Looking at "the particular facts involved," it appears that a fair and equitable solution is to give plaintiff a lien on the property for the net amount of his financial investment in it, that is to say, the amount of the payment that he made in the initial acquisition of the property, the monthly payments that he has made, including interest, taxes, and insurance and any out-of-pocket expense in making permanent improvements, less the reasonable rental value of the property from the date plaintiff moved into it until the date of any new judgment that is entered herein in the trial court. Thus, plaintiff would be deprived of the benefit of his bargain, that is to say, the appreciation in value of the property over the years. Such a loss would no doubt serve as a deterrent to others who might conceive the idea of going into a similar deal. The forfeiture by plaintiff of the appreciation of the property would not appear to be disproportionately harsh considering the nature of his violation of public policy. Furthermore, to allow plaintiff to have the benefit of the appreciation in value of the property would be to give him an unearned profit on an invalid transaction.
Viewing the matter from the position of the defendants, the result is to prevent them from being unjustly enriched from the out-of-pocket money plaintiff has put into the property. However, this gives defendants the benefit of any appreciation in the value of the property. But as between Mr. Narigon who has veteran status for a Veterans Administration guaranteed loan for the purchase of a home for his own use and plaintiff who was not a veteran, it would appear more reasonable to give the former the benefit of any appreciation in the value of the property. He had actually earned the right to the veteran's benefit here had he sought to use it to acquire a home for himself, whereas plaintiff had not earned any such right at all.
Plaintiff's reliance on Wright v. Wright, 2 Ill.2d 246 [ 118 N.E.2d 280], is misplaced. In that case no question was raised as to the legality of the transaction. It was treated as the conventional resulting trust situation — that the son simply loaned to his mother the funds with which to buy the property, that upon its purchase title was taken in the name of the son. She furnished the consideration; he took title. Under well-established principles, a resulting trust arose in her favor.
One of the findings that goes to the heart of the case is not supported by the evidence. In paragraph III of the answer it was alleged that the loan here in question was "guaranteed by the Veterans Administration." At the trial it was not disputed that the loan was a "G.I." loan guaranteed by the government. This was demonstrated by the Loan Application file (Exhibit E), the Loan Guaranty Certificate (Exhibit C), and the testimony of plaintiff concerning his effort to qualify for the "G.I." loan and his use of the name of the veteran defendant; in the face of this evidence the court found the fact of the loan guaranty to be untrue.
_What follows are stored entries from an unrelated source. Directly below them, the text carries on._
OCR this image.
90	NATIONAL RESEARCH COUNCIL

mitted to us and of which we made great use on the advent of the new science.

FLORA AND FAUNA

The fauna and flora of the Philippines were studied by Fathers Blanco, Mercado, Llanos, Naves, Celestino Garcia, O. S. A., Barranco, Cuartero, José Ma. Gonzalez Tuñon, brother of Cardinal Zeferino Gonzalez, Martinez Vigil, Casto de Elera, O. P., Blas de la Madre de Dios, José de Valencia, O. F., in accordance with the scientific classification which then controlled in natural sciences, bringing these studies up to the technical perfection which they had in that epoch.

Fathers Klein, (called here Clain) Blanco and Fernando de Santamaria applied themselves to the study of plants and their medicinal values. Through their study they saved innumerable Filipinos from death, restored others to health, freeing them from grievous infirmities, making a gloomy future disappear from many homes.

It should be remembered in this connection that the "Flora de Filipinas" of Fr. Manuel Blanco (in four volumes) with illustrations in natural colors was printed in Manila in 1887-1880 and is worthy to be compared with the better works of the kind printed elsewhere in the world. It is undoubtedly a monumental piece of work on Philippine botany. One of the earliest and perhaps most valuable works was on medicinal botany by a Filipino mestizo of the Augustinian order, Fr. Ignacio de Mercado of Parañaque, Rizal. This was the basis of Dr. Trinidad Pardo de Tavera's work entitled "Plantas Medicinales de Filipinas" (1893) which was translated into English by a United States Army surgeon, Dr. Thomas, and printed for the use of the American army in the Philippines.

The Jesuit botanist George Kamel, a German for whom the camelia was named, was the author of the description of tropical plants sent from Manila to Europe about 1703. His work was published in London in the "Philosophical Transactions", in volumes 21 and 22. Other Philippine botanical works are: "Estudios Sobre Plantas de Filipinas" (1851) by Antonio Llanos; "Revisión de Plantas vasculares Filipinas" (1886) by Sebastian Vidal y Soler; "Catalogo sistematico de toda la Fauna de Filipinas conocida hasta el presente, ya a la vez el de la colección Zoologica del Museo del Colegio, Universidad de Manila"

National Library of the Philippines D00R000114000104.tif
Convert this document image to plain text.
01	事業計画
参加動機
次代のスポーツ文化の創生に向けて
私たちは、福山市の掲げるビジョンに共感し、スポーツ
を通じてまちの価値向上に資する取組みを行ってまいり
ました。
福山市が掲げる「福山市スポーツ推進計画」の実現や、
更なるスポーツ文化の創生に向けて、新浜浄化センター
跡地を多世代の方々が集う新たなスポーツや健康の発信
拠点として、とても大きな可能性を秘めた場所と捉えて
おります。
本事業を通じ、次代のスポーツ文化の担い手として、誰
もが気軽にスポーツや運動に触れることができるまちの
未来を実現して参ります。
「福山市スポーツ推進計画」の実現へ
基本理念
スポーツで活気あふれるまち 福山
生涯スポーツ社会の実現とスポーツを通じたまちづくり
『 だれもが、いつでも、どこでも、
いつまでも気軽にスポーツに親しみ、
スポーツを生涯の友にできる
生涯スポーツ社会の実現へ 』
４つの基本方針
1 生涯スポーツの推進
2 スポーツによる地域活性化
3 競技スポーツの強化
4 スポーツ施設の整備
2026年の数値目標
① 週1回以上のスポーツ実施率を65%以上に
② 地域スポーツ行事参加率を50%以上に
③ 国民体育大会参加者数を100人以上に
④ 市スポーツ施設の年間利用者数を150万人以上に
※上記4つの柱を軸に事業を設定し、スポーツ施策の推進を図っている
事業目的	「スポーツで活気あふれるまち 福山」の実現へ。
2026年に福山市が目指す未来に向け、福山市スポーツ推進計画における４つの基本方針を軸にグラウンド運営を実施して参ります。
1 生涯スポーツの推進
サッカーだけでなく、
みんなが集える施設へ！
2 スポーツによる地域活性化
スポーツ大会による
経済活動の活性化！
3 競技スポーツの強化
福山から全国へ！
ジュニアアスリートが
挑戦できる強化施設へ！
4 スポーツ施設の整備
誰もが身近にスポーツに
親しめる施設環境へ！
There is no evidence whatever to support this finding.
 Plaintiff makes an alternative argument for affirmance by saying that, "Even if there be violation of public policy, the judgment can be sustained under the theory of adverse possession."
This argument is not sound for two reasons:
(1) Plaintiff's possession was not adverse to defendants. His position was that he was in possession of the property under an express trust; that defendants had no interest in the property; and that they agreed to convey it to him upon demand;
(2) To affirm this judgment on the theory of adverse possession would thwart the enforcement of public policy which we have held was violated by the agreement the parties entered into.
The judgment is reversed.
Files, P.J., and Kingsley, J., concurred.
Respondent's petition for a hearing by the Supreme Court was denied February 21, 1967.